Calories and nutritional values of peppers
100 g of peppers contain 22 kcal.
In addition, 100 g of product contain:
- Water 92,30g
- Carbohydrates available 4,20g
- Soluble sugars 4,20g
- Protein 0,90g
- Fats 0,30g
- Total fiber 1,90g
- Sodium 2mg
- Potassium 210mg
- Iron 0,70mg
- Calcium 17mg
- Phosphorus 28mg
- Vitamin B1 0,05mg
- Vitamin B2 0,07mg
- Vitamin B3 0,50mg
- Vitamin A 139µg
- Vitamin C 151mg
Pepper, ally of
Brain, weight, muscles, skin
You can learn more about all the natural remedies to keep skin healthy
They say about him
The pepper is very varied in shape, color and flavor: we can find more elongated shapes suitable for frying, commonly called "friggitelli”, More round, bell-shaped or vaguely quadrangular shapes.
The flavor ranges from sweet and delicate to strong and spicy. The dimensions are variable according to the variety. The color changes in ripening from green to yellow, from green to red, from green to yellow or red streaked. Some particular typical varieties have speckles and shades towards purple, orange and other dark colors.
Did you know that
A study on pepper extracts indicates the reduction in the risk of contracting some forms of cancer, for example that of the brain probably caused by nitrosammine, precisely because the pepper seems to inhibit these carcinogenic substances.
The content of vitamin C and beta-carotenes seems to be an integral part of this protective effect even if its mechanisms are not yet well known. For the use of pepper as nutraceutico it is therefore advisable to avoid cooking which reduces the vitamin C content by up to 60%; it is mainly prepared raw in salads, both red and yellow, and the seasonality of the product must be respected, which in this specific case is summer.
Another study showed that the luteolin substance found in peppers is useful for slow down the aging of brain cells which thus leads to improving memory and staying younger.
A recipe with peppers
A buying tip is to choose firm, shiny peppers without bruises with tight skin. The green petiole must be taut and well attached. For those who have problems with the digestion of peppers, it is possible to remove the peel by blanching in boiling water for a few minutes and then draining and passing under cold water.

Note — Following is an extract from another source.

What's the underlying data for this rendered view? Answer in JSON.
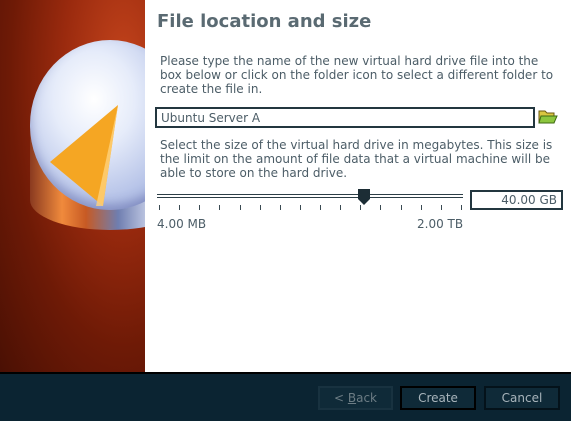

ingredients: 2 yellow peppers, vegetable cream (rice, oats, soy, etc ...), 1 onion, extra virgin olive oil, salt and nutmeg.
Preparation: Prepare a dry pasta and at the same time prepare the following light and tasty vegetable sauce. Fry the finely chopped onion in olive oil ev, when browning add the yellow peppers cut into cubes (having carefully eliminated the inner part that supports the seeds and the seeds themselves). Add the vegetable cream and cook so that the sauce is reduced and add salt and nutmeg. After 10-15 minutes, depending on the consistency you like, put everything in the mixer and blend. ready to season dry pasta.